Kunst! Was ist Kunst? Was will Kunst? Was kann Kunst? Warum ist Kunst?
(Art! What is Art? What does art want? What can art do? Why does art exist?)
Anonym*, 90’s, Berlin.
Some days ago, in the context of the 9th Berlin Biennale, the Russian Media and Art Theorist Boris Groys said that art of our times captures the desire and pleasure of destruction. Groys wasn’t talking about destruction as an individual and voluntary decision, he wasn’t inviting us to use our hands and throw things away. Groys was talking about the pleasure produced by the simple fact that matter disappears. He distinguished the way in which this pleasure is founded in art produced within a digital context from avant-garde’s political art. While digital artworks, through their electronic and material platforms, experience the destruction of matter in a slow and almost imperceptible way, avant-garde art was engaged with the exhibition of this destruction, they were looking for it to be staged; this is why, for Groys, a lot of the avant-garde’s artistic production choose to create ephemeral pieces condemned to disappear as soon as their form reached time and space. We could say that, in a way, some of this pleasure founded in destruction and the ephemeral character of art productions was involved during the development of 90’s Berlin art scene.
In times of political and economic uncertainty it wasn’t market or institutions what held art together, but spaces and people occupying those spaces. Berlintokyo Gallery was one of those spaces. The gallery worked as spectator of the spirit that surrounded a city trying to make some sense out of what was left after the fall of the Berlin Wall in 1989. In the middle of the gray and black canvas, created by the DDR buildings, on the 10th of Mai 1996 a young enthusiastic group founded the berlintokyo Gallery. The space had as aim to provide a field in which all art forms could convey.
The berlintokyo gallery was located at the Rosenthaler Straße in Berlin Mitte. As many of the spaces at the time, like the bar Friseur or the All girls gallery, berlintokyo wasn’t just a room in which art could be exposed, but also one in which every social activity could take place, that included, of course, parties and performances of all kinds. The art works exhibited in this gallery weren’t located to be contemplated, but to create a field in which action, objects and space produced a creative machine. Performative wasn’t an adjective for one art form, but one that described the way agency was conceived in this hybrid space. All this couldn’t have been possible without a community linked by the urge to create. What was going to be created? That didn’t matter. What matter was the possibility to take part on a community, to take part of something, something which next morning will no longer be there. One of the multiple anonym voices of that time express the spirit of this community like this: „I had no firm idea if now one was supposed to make art or not, but when someone said: Hey, now we are going to do something, then we were all in. One had the time and energy to do that, and had not really to be worried that there was something to eat or it was warm or that the flat was being paid“.

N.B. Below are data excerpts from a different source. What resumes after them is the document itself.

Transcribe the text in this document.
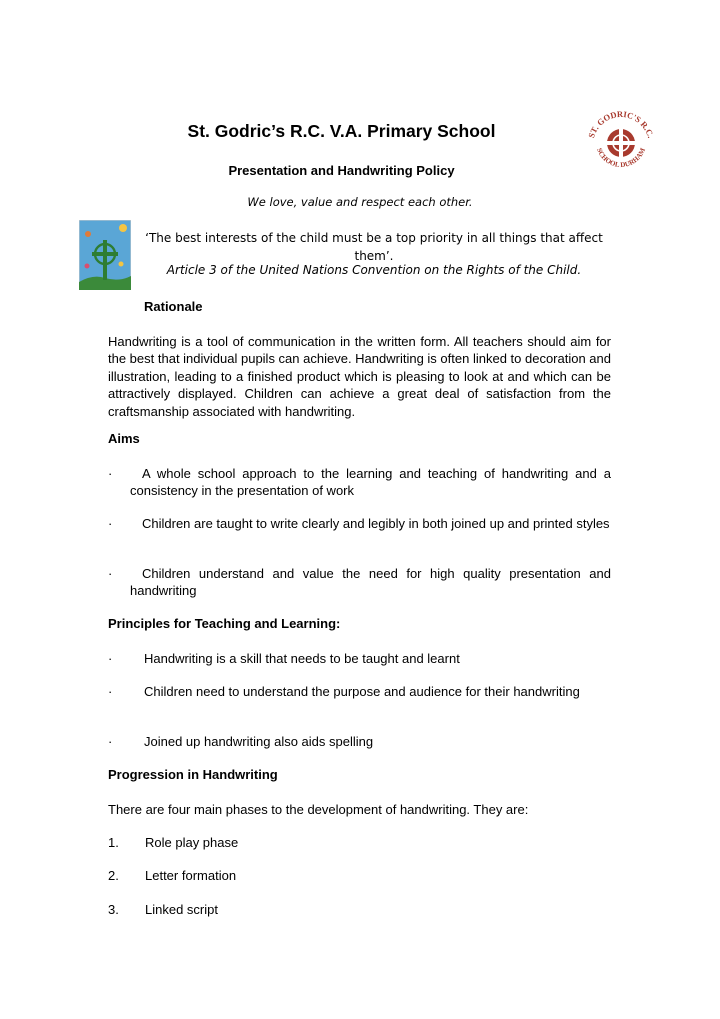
ST. GODRIC'S R.C.
SCHOOL DURHAM
St. Godric’s R.C. V.A. Primary School
Presentation and Handwriting Policy
We love, value and respect each other.
‘The best interests of the child must be a top priority in all things that affect them’.
Article 3 of the United Nations Convention on the Rights of the Child.
Rationale
Handwriting is a tool of communication in the written form. All teachers should aim for the best that individual pupils can achieve. Handwriting is often linked to decoration and illustration, leading to a finished product which is pleasing to look at and which can be attractively displayed. Children can achieve a great deal of satisfaction from the craftsmanship associated with handwriting.
Aims
·	A whole school approach to the learning and teaching of handwriting and a consistency in the presentation of work
·	Children are taught to write clearly and legibly in both joined up and printed styles
·	Children understand and value the need for high quality presentation and handwriting
Principles for Teaching and Learning:
·	Handwriting is a skill that needs to be taught and learnt
·	Children need to understand the purpose and audience for their handwriting
·	Joined up handwriting also aids spelling
Progression in Handwriting
There are four main phases to the development of handwriting. They are:
1. Role play phase
2. Letter formation
3. Linked script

As it is still possible to see in some of the photos taken by Martin Eberle, the berlintokyo Gallery was a space in which basically pure action took place. Until its closing, on 10th May 1999, the berlintokyo Gallery held this spirit. We don’t know much about the ones who took part of the community gathered in this gallery, but we do know there was a group of people enjoying the very fact that something is being produced, no matter how long it is going to last. This is why I started talking about the pleasure of destruction. We could think that the community of berlintokyo Gallery was enjoying incessant creation, but we could also think that they were enjoying not knowing if their creations were going to be preserved. We could say that, in a way, they, through their three years of artistic life, were staging this exhibition of the ephemeral. When pure and instantaneous action take place without looking neither for a future in which a product will be preserved, nor for an object to be archived in order to be contemplated on another time different from the one of its production, I can’t but recognize there a pleasure of destruction.